Filed under Bargain, Budget, Clothing, Frugal, Saving money, shopping

4 responses to “Sweatshops

  1. It does trouble me, but my main problem is that you can’t be sure that by paying more, you get a non-sweatshop item. I just try to do my best to make sure every item of clothing gets wore and appreciated.

  2. There’s no perfect answer, but I try to check the country that it was made in. No matter how broke I am, I won’t buy from India– a heft portion of their garment industry relies on child slave labor wherein the children do not survive to adulthood. China may occasionally have issues with prison labor pop up, but it’s actually the best place I’ve found out of the countries who manufacture lots of cheap textiles. I highly recommend checking Factory Girls out of the library– a lot of Chinese factory workers are a lot better treated than we in the west treated our own factory workers a century and a half ago. Chinese factory girls also often get the chance to seek out educational opportunities, and see promotions/advancement/social mobility as entirely possible. They’re usually out to either a) become management or b) save up enough to buy a business in their home village.

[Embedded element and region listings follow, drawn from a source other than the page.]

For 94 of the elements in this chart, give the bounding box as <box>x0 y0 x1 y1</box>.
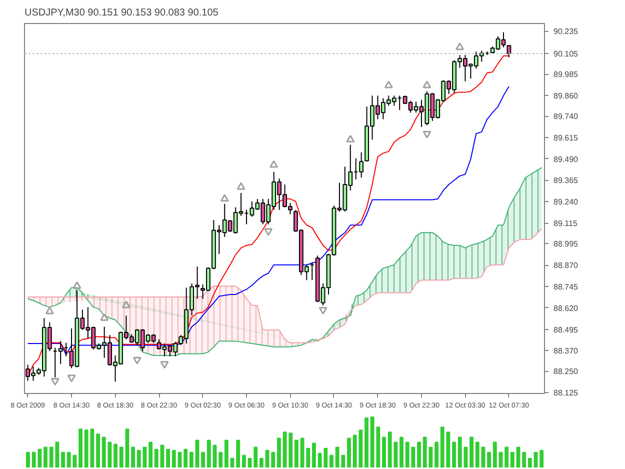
bar <box>136 450 141 468</box>
bar <box>230 458 234 468</box>
bar <box>492 442 497 468</box>
bar <box>184 448 188 468</box>
bar <box>458 436 462 468</box>
y-tick-label: 88.995 <box>554 240 579 249</box>
bar <box>166 448 170 468</box>
bar <box>61 452 65 468</box>
y-tick-label: 88.870 <box>554 261 579 270</box>
bar <box>504 446 509 468</box>
bar <box>276 438 281 468</box>
bar <box>312 442 316 468</box>
y-tick-label: 89.985 <box>554 70 579 80</box>
bar <box>470 436 474 468</box>
point <box>422 80 432 88</box>
point <box>72 281 82 289</box>
bar <box>78 428 82 468</box>
ref-line-label: 90.105 <box>554 49 579 58</box>
bar <box>522 452 526 468</box>
bar <box>516 446 520 468</box>
point <box>100 313 109 321</box>
bar <box>481 446 486 468</box>
y-tick-label: 89.115 <box>554 219 578 228</box>
y-tick-label: 88.745 <box>554 282 579 292</box>
bar <box>114 444 118 468</box>
bar <box>510 452 514 468</box>
bar <box>248 458 252 468</box>
y-tick-label: 89.615 <box>554 133 579 142</box>
point <box>132 356 142 364</box>
y-tick-label: 89.860 <box>554 91 579 100</box>
bar <box>236 440 240 468</box>
bar <box>189 452 194 468</box>
point <box>160 361 169 369</box>
line-series <box>27 228 542 344</box>
bar <box>206 440 211 468</box>
point <box>122 300 130 308</box>
bar <box>382 436 386 468</box>
bar <box>400 436 404 468</box>
bar <box>364 418 368 468</box>
bar <box>131 446 136 468</box>
bar <box>259 458 264 468</box>
bar <box>148 442 153 468</box>
bar <box>498 452 503 468</box>
point <box>45 306 54 314</box>
point <box>67 374 76 382</box>
y-tick-label: 88.495 <box>554 325 579 334</box>
bar <box>125 428 130 468</box>
y-tick-label: 90.235 <box>554 27 579 36</box>
point <box>264 228 273 236</box>
bar <box>540 450 544 468</box>
bar <box>224 440 228 468</box>
chart-title: USDJPY,M30 90.151 90.153 90.083 90.105 <box>24 8 219 18</box>
bar <box>330 454 334 468</box>
bar <box>154 448 158 468</box>
bar <box>434 442 438 468</box>
y-tick-label: 88.125 <box>554 388 579 398</box>
bar <box>271 452 276 468</box>
bar <box>487 452 492 468</box>
bar <box>26 452 30 468</box>
point <box>318 306 328 315</box>
bar <box>294 440 298 468</box>
point <box>220 194 229 202</box>
y-tick-label: 89.740 <box>554 112 579 121</box>
y-tick-label: 89.490 <box>554 154 579 164</box>
bar <box>452 442 456 468</box>
y-tick-label: 89.240 <box>554 198 579 207</box>
bar <box>242 454 246 468</box>
y-tick-label: 88.250 <box>554 367 579 376</box>
bar <box>534 452 538 468</box>
y-tick-label: 89.365 <box>554 176 579 186</box>
y-tick-label: 88.370 <box>554 346 579 356</box>
point <box>236 182 246 190</box>
bar <box>417 442 421 468</box>
point <box>384 80 393 88</box>
point <box>50 378 60 386</box>
point <box>455 42 464 50</box>
bar <box>142 446 147 468</box>
bar <box>265 450 270 468</box>
bar <box>254 446 258 468</box>
bar <box>528 458 532 468</box>
y-tick-label: 88.620 <box>554 304 579 313</box>
bar <box>464 446 468 468</box>
bar <box>347 438 351 468</box>
point <box>270 160 278 168</box>
bar <box>475 442 480 468</box>
bar <box>195 440 200 468</box>
bar <box>119 446 124 468</box>
bar <box>218 452 223 468</box>
bar <box>96 434 100 468</box>
bar <box>201 452 206 468</box>
bar <box>44 446 48 468</box>
point <box>346 134 355 142</box>
bar <box>178 452 182 468</box>
bar <box>172 450 176 468</box>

    By contrast, Planet of Slums convinced me never to buy Indian textiles or glassware again. If you’re particularly concerned about the state of labor in the world, then the one book that you need to read– above all others– is Disposable People. The author turned his report on the state of global slavery to the UN into a book anyone can read, digest, and use to change their purchasing habits. If you were within the US, I’d also recommend Reefer Madness for its extensive chapter on labor (some of it quite non-consenting) in California strawberry farms.

    Bottom line– in this economy, you probably won’t be able to eliminate slavery from your purchases entirely. You can minimize the chance that the item you’ve purchased was made by forced labor, and do so without breaking the bank. If you’ve done your due diligence, you’ve got nothing to be ashamed of.